If I take a Julia DataFrame as below
julia> using DataFrames
julia> df = DataFrame(col1 = ['α', 'β', 'γ'], col2 = ['A', 'B', 'C'])
3×2 DataFrame
│ Row │ col1 │ col2 │
│ │ Char │ Char │
├─────┼──────┼──────┤
│ 1 │ 'α' │ 'A' │
│ 2 │ 'β' │ 'B' │
│ 3 │ 'γ' │ 'C' │
We can get column names using name()
function and change the column names using rename!()
function also:
julia> names(df)
2-element Array{String,1}:
"col1"
"col2"
julia> rename!(df, ["I", "II"])
3×2 DataFrame
│ Row │ I │ II │
│ │ Char │ Char │
├─────┼──────┼──────┤
│ 1 │ 'α' │ 'A' │
│ 2 │ 'β' │ 'B' │
│ 3 │ 'γ' │ 'C' │
But how to get row names/indices from this DataFrame df
and how to change the row indices?
1 Like
You cannot. DataFrames, unlike pandas, has no concept of row indices. You can obviously change the columns "I"
and "II"
, and you can kind of treat those as indices via findfirst
, but there isn’t really a one-to-one translation to pandas in that way.
2 Likes
Thank you @pdeffebach for this info.
As of now we can notice DataFrames package is released with its 1.0 version. Will it never have any method to show/change rownames as we see in R/Pandas?

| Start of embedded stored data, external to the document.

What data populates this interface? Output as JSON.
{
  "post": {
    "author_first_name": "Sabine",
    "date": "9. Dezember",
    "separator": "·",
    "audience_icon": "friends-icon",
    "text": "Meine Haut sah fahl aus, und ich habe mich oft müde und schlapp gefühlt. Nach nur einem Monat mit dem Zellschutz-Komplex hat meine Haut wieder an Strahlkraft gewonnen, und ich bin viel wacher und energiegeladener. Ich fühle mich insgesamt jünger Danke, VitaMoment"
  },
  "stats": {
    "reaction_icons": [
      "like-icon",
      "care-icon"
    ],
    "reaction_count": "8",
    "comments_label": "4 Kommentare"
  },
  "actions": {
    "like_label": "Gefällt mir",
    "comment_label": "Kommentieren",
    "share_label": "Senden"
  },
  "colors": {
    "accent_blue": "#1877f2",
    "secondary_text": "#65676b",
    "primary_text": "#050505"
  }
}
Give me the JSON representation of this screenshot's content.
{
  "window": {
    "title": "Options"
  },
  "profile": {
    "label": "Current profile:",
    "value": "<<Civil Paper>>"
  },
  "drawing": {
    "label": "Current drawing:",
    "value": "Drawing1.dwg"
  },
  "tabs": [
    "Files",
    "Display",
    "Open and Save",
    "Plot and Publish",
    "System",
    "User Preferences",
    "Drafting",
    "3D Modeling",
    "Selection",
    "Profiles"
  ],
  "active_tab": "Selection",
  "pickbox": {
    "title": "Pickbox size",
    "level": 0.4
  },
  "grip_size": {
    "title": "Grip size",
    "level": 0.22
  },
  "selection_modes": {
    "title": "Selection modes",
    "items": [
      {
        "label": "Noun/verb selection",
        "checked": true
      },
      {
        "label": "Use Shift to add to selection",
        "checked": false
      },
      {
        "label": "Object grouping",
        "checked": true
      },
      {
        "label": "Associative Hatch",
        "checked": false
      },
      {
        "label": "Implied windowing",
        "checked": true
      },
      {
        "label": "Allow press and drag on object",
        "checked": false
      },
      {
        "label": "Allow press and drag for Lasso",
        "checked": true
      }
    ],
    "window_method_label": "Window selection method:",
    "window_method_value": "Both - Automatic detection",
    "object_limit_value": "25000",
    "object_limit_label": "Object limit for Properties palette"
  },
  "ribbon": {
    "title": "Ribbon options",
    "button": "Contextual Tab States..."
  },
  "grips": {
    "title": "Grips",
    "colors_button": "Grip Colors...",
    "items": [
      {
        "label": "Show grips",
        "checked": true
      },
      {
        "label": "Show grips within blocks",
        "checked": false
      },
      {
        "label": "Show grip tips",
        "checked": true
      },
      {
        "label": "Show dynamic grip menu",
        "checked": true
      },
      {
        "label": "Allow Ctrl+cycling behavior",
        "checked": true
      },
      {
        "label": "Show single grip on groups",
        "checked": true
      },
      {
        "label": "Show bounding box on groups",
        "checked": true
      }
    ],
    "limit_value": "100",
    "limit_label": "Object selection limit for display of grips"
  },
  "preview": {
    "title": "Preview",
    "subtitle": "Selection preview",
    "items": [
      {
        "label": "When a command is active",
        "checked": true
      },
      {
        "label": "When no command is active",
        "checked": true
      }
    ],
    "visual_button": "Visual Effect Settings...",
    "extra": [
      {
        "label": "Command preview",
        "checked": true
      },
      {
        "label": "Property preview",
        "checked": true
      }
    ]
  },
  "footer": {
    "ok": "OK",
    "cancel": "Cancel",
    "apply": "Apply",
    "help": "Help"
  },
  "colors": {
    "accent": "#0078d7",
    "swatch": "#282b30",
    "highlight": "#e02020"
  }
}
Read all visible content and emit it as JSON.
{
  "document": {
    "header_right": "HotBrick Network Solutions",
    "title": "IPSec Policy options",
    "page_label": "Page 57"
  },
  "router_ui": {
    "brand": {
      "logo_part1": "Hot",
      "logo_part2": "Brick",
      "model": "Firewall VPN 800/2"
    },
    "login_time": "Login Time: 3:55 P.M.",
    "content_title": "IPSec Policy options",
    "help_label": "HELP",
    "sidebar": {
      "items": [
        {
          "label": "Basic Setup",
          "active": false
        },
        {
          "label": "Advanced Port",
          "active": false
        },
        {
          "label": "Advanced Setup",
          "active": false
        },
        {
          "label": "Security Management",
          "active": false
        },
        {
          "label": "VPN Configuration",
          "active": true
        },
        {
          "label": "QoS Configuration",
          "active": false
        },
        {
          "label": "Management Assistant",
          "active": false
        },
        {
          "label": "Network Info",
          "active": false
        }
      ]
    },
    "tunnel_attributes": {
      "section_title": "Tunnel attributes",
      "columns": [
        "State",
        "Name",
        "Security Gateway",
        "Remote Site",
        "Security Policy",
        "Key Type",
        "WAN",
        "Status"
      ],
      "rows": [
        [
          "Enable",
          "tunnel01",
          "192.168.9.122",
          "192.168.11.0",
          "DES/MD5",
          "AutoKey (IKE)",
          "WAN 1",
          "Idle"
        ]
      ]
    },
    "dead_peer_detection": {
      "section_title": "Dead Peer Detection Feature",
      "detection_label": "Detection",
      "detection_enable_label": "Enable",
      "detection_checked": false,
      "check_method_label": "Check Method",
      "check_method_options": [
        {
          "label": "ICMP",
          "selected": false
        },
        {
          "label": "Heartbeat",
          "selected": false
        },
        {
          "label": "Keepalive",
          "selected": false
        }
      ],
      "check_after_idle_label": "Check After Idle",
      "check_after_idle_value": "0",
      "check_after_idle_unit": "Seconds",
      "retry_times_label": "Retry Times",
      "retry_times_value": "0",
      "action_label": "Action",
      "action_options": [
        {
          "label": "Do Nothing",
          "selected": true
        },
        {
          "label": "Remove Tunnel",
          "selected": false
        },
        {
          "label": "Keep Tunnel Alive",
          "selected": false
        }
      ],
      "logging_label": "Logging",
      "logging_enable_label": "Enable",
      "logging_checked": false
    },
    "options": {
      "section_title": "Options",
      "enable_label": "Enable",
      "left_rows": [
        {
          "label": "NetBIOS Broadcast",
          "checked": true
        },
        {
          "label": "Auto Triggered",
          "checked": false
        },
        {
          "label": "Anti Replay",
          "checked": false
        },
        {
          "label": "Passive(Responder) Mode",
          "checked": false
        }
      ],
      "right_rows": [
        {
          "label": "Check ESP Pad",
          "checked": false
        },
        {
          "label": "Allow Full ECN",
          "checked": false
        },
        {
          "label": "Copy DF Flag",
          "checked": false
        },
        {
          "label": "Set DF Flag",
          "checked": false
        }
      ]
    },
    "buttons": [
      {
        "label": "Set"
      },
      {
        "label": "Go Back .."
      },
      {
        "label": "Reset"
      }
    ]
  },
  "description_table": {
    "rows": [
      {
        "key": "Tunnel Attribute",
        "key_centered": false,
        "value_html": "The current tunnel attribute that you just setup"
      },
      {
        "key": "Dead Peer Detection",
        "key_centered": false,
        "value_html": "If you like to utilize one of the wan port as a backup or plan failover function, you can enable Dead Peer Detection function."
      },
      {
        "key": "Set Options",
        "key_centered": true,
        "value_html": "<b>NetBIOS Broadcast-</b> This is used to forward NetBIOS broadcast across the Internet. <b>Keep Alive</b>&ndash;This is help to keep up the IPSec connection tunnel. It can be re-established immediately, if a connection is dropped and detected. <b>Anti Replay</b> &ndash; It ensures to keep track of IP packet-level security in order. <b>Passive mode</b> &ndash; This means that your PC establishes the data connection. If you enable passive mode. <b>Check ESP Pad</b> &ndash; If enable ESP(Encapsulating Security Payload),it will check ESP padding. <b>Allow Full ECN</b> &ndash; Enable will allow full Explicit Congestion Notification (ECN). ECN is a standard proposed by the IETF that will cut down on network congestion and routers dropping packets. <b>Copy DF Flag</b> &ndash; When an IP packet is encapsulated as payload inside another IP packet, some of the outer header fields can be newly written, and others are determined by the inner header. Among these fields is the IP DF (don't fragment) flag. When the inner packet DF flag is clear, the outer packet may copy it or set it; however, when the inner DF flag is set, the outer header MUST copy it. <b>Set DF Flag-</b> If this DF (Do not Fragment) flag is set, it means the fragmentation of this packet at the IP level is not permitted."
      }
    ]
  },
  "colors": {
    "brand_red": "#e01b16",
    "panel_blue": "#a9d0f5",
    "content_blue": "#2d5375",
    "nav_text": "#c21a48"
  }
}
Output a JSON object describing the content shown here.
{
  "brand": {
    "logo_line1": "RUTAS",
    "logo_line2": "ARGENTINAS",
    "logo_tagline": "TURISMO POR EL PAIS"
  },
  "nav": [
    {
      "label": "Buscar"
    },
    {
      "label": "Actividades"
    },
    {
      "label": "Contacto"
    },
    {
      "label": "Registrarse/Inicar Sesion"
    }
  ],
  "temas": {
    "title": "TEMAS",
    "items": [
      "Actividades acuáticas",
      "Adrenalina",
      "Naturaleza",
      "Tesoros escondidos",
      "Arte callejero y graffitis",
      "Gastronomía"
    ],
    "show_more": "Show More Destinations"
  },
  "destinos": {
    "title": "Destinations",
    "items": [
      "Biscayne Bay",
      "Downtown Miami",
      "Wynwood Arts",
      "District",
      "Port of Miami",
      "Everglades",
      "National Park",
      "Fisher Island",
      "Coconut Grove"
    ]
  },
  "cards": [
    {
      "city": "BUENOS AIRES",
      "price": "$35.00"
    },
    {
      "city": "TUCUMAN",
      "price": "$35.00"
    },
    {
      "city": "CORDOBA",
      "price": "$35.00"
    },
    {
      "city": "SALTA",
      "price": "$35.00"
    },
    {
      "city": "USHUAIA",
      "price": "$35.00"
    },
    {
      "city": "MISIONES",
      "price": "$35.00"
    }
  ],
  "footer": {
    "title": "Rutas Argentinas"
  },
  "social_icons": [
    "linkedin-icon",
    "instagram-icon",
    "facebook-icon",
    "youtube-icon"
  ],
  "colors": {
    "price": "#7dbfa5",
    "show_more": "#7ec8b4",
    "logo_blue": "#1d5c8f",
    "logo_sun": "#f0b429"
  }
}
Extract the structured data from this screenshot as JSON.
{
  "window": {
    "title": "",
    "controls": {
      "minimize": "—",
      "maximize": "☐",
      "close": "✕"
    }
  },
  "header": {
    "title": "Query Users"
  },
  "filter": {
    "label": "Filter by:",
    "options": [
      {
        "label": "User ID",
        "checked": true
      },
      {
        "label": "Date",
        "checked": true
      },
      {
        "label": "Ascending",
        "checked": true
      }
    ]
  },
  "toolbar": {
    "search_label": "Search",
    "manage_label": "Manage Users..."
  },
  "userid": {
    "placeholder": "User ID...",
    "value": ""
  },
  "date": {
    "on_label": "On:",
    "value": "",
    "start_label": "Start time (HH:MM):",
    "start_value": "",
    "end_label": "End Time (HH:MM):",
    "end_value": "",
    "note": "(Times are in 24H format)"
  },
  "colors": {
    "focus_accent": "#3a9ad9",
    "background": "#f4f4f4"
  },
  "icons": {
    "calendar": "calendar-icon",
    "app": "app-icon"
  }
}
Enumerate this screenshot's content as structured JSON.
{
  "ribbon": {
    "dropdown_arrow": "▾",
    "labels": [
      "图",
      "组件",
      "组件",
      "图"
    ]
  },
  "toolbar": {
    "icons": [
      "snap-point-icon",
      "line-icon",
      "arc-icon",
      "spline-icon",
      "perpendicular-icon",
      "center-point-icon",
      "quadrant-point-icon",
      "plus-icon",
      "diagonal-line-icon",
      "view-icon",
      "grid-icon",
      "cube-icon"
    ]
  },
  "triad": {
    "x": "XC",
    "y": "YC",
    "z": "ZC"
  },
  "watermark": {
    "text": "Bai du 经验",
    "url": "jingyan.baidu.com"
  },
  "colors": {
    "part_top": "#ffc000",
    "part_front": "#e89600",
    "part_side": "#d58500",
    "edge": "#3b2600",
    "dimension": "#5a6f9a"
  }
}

Maybe! Not in the near future since it would be a fairly major addition to the API.
GroupedDataFrame
s are also highly performant and allow indexing (via a Tuple
or NamedTuple
) of the grouping indices. That’s one way to emulate the behavior already.
1 Like
Will it never have any method to show/change rownames as we see in R/Pandas?
In what use cases do you need this functionality? I am open to discuss adding it, but so far we were not given a use case that cannot be easily handled by what we provide.
4 Likes
I was looking at the TimeArray ohlc
from MarketData
package, which I can change into DataFrame:
julia> using MarketData, DataFrames
julia> ta = ohlc
julia> df = DataFrame(ta)
500×5 DataFrame
│ Row │ timestamp │ Open │ High │ Low │ Close │
│ │ Date │ Float64 │ Float64 │ Float64 │ Float64 │
├─────┼────────────┼─────────┼─────────┼─────────┼─────────┤
│ 1 │ 2000-01-03 │ 104.88 │ 112.5 │ 101.69 │ 111.94 │
⋮
│ 499 │ 2001-12-28 │ 21.97 │ 23.0 │ 21.96 │ 22.43 │
│ 500 │ 2001-12-31 │ 22.51 │ 22.66 │ 21.83 │ 21.9 │
Now, I wanted to take that Date column as row-names/row-indices, as we manipulate time series indices in Pandas
. I just became curious, how to get/change rownames in Julia DataFrame?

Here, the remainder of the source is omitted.